The procedure won’t work with non-random tanles, like refractive indices, or dielectric constants. But it’s a hoot to see the Benford proabilities emerge from yoyr hand-made histograms of city populations or river lengths taken from any random atlas.

There’s nothing magic about base-10 representation of numbers: something similar would happen in every other base, except for binary (where the rule would be that every number starts with 1).

In base-n arithmetic, the probability of a random number starting with 1 would be (log 2)/(log n).

And, generally, in base-n arithmetic, the probability of a random number starting with digit d would be:

(log (d+1) - log d)/(log n).

No, it would be log[sub]n/sub, (I mistakenly put the denominator as a separate log function in my post above). In generaly, the Benford probability for a number m in base n is

log[sub]n[/sub]((m + 1)/m)

I think your differently expressed formulas always give the same result as mine. Note that in mine I say “log” without giving the base of the logarithm, because in my formulas it doesn’t matter: you can use logarithms to any base, as long as it’s the same base for all logs in the formula.

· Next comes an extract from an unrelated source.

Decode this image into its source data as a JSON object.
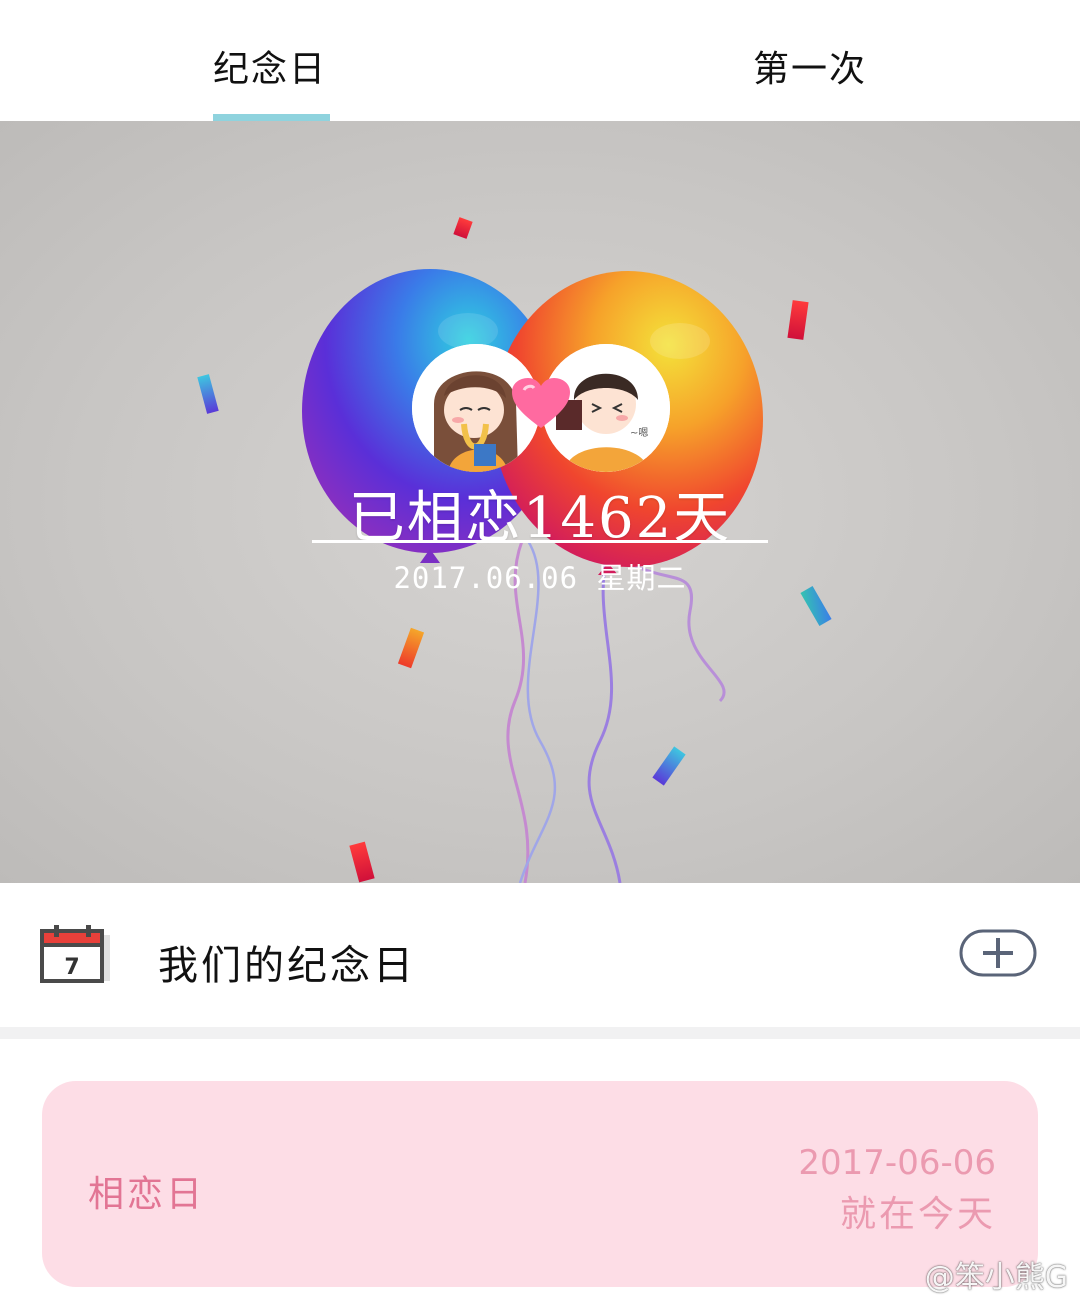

I came across Benford’s with StumbleUpon also, not very long ago. The above quoted bit is how I currently understand it. Use a different representation, get different values – there’s a relation between the percentages and the radix (base? I’m not sure that the terms are equivalent) of the counting system.

When counting in binary, a pathological case, every number (except 0 itself) leads with “1”, so it’d be very close to 100%. Though I don’t have the statistics on hand, I’d expect that counting in bases greater than 10, e.g., hex, would further exaggerate the prominence of the leading “1”.

And, on preview, I see that others have already made a similar point. And in much more detail and accuracy. D’oh!

In binary, the “1” would definitely show up 100% of the time as the first digit – once you eliminate the zero, there ain’t nothin’ else left!

As you go to bases larger than decimal, like base 12 or hexadecimal, the probability of 1 being the first digit decreases from 30.1%, as the above formulas indicate, but “1” will always be the most prominent digit, no matter what the base.

Yeah…but because of the value 0 itself, you can never actually reach 100%. Pedantic, I know, but that’s what I was thinking when I said “very close to”.

It’s interesting…as I typed “further exaggerate the prominence”, I was thinking of the ratio between the probability percentage and the uniform distribution percentage. That is, even though the probability of a leading “1” decreases as the base increases, the ratio between that probability percentage and the uniform distribution percentage would increase as the base increases.

Now that I think about it a bit more, that’s intuitively correct. Benford’s is a log value, while the uniform distribution is simply a dividend. That is, as n increases, 1/n approaches 0, and log[sub]n[/sub]2 / (1/n) would approach infinity, thus my thought about it being “further exaggerated”.

But then, that’s all just a silly digression that popped into my head.